Le portrait comme art de la synthèse : ici, le fond sombre et la sobriété du dispositif font
ressortir essentiellement la tête et la main du modèle. La tête, de ¾, est réaliste, concentrée, et la
main sur le ventre confère une posture sincère. Tête et main sont modelées grâce à une alternance
de touches de vert, de rose et d’ocre. Enfin, la fraise ressort mais révèle une richesse sans
ostentation car le vêtement, pourpoint et béret noir, probablement de velours, dans son ensemble,
est à peine visible.
Ce dispositif classique du portrait, très apprécié dans la peinture du Nord, connaît encore un certain succès
dans cette peinture de la Renaissance flamande, tournée vers l'Italie: elle en amplifie le réalisme et développe
le travail des nuances à l'huile, tout en y associant un dessin soigné. Les artistes, comme Lambert Lombard,
compagnon de W. Key, ayant fait le voyage en Italie, développeront une peinture moderne, à la fois
expressive et réaliste et qui s'intensifiera au XVIIe siècle. Celle de W. Key se situe davantage entre la
tradition du Nord (dessin aux contours rigoureux) et les codes plus expressifs du portrait moderne, qui se
détache de la figure de médaille pour tendre vers une représentation plus vivante. Ce portait est donc
intéressant parce qu'il est à la charnière de deux esthétiques...
Issu d'une dynastie de peintres flamands, Wilhem ou Willem Key est un peintre d'Histoire (peintures
religieuses et mythologiques) mais il est aussi connu comme un des rénovateurs du portrait en Flandre, ce
qu'illustre son souci de vérité et de fidélité aux physionomies. . Il fit son apprentissage chez Pieter Coecke et
aurait été le condisciple de Frans Floris chez le grand peintre Lambert Lombard à Liège, vers 1540. Il est
« franc maître » à Anvers en 1542. Cependant de nombreuses oeuvres de W. Key furent détruites en 1581 par
les iconoclastes protestants. En effet, Anvers connut de virulentes crises iconoclastes en 1566, 1581 et
1585 ; en résultèrent des destructions d'œuvres et des dégradations multiples dans la cathédrale d'Anvers . Or
W. Key peignit les portraits de nobles proches du pouvoir catholique espagnol ou des conciliateurs
cherchant à calmer les réponse violentes de Philippe II d'Espagne aux exactions protestantes.

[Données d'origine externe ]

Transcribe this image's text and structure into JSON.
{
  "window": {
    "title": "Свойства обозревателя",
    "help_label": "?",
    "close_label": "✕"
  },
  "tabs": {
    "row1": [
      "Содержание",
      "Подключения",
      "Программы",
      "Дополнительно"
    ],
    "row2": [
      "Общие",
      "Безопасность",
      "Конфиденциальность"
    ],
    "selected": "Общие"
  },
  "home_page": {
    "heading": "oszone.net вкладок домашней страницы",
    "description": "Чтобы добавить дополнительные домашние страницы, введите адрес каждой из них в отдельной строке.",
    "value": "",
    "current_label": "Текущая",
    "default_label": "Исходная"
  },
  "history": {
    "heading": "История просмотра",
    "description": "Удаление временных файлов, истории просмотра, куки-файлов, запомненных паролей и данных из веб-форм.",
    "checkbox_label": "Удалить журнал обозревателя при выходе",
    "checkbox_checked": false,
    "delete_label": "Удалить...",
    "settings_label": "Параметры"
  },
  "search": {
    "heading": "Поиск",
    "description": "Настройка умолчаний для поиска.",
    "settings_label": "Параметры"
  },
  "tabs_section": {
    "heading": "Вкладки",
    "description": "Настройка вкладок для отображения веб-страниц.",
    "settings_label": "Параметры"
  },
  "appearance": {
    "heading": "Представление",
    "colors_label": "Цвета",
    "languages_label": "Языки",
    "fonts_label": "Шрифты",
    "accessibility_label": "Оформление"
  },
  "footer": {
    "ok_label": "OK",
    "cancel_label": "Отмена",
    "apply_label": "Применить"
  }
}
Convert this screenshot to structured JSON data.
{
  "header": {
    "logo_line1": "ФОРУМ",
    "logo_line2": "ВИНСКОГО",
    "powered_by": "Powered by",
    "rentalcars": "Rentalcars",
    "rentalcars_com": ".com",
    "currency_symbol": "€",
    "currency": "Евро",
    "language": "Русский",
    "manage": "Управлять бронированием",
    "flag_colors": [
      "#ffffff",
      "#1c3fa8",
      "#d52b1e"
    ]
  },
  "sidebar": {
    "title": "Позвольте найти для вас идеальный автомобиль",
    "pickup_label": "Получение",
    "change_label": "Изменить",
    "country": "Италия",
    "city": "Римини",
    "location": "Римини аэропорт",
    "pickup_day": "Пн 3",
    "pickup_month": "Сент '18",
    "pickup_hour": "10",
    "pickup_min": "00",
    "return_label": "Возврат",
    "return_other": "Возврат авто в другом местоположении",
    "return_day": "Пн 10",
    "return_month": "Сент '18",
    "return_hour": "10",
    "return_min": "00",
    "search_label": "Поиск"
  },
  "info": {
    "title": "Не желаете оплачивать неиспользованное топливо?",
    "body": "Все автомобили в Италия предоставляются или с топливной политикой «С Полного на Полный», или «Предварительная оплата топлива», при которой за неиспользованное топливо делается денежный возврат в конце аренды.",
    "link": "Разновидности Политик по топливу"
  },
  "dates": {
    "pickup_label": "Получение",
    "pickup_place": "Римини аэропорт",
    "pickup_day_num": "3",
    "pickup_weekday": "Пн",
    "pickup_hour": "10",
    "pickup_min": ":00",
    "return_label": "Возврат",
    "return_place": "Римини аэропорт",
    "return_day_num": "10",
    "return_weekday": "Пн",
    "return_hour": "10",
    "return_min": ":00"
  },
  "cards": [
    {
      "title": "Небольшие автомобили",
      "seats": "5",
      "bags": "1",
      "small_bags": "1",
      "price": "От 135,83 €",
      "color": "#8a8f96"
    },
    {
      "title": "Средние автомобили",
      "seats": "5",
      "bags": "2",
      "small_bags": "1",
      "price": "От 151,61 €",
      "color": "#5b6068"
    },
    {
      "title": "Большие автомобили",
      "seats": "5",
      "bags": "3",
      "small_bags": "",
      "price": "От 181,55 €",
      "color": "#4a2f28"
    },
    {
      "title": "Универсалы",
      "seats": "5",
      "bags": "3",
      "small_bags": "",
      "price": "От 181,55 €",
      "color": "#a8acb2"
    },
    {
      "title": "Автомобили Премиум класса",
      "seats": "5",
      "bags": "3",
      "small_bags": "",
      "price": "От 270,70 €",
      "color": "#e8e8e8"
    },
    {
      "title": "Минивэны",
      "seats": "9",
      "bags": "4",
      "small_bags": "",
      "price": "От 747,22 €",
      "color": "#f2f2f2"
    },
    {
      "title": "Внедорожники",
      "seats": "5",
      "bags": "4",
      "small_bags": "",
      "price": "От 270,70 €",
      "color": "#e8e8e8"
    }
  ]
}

Le cas du portrait sans nom
Nous avons ici un portrait de gentilhomme dont nous ne connaissons pas le nom. Le qualitatif de
gentilhomme désigne un homme né noble. La fraise, apparue dans les années 1560, est portée par les nobles
et les bourgeois ; d'abord modeste, cette collerette se développera en taille et en préciosité (dentelle) , surtout
dans les pays catholiques jusqu'au début du XVII e siècle.
Le hasard de la transmission a pu faire que les noms du modèle sont perdus. Une telle perte affecte les
portraits de qualité comme les portraits plus mineurs. La renommée du peintre n’assure pas forcément le nom
du modèle. De plus, l’idéalisation peut aboutir à un type général, avec cette même exigence de ressembler
au canon de la beauté de l’époque, qui ne permet pas de retrouver les traits précis d’une personne réelle.
Cependant, comme le constate Emmanuel Coquery dans le catalogue En Mémoire de moi du musée d’Art
Moderne de Troyes, 2005, « La disparition du nom renforce l’effet de présence du modèle ». Ainsi, « Le
portrait sans titre, sans identité met à nu paradoxalement ce qui fait un portrait : une intention de se
présenter, un appel à la reconnaissance et une interpellation du spectateur. »
La commande
« Rien, si l’on veut bien examiner la chose, n’est indifférent dans un portrait. Le geste, la grimace, le
vêtement, le décor même, tout doit servir à représenter un caractère. » Ch. Baudelaire, Salon de 1859
Le portrait est par excellence l’œuvre d’art soumise à la commande. Le contrat, parfois tacite, parfois passé
devant notaire dans les anciens usages, fixe les dimensions, les délais et les prix. Longtemps le peintre a
proposé des compositions types où le commanditaire a désigné des modèles.
→ codification des formules
1) Le premier article d’un contrat est dans la direction du regard, dirigé vers le spectateur ou non.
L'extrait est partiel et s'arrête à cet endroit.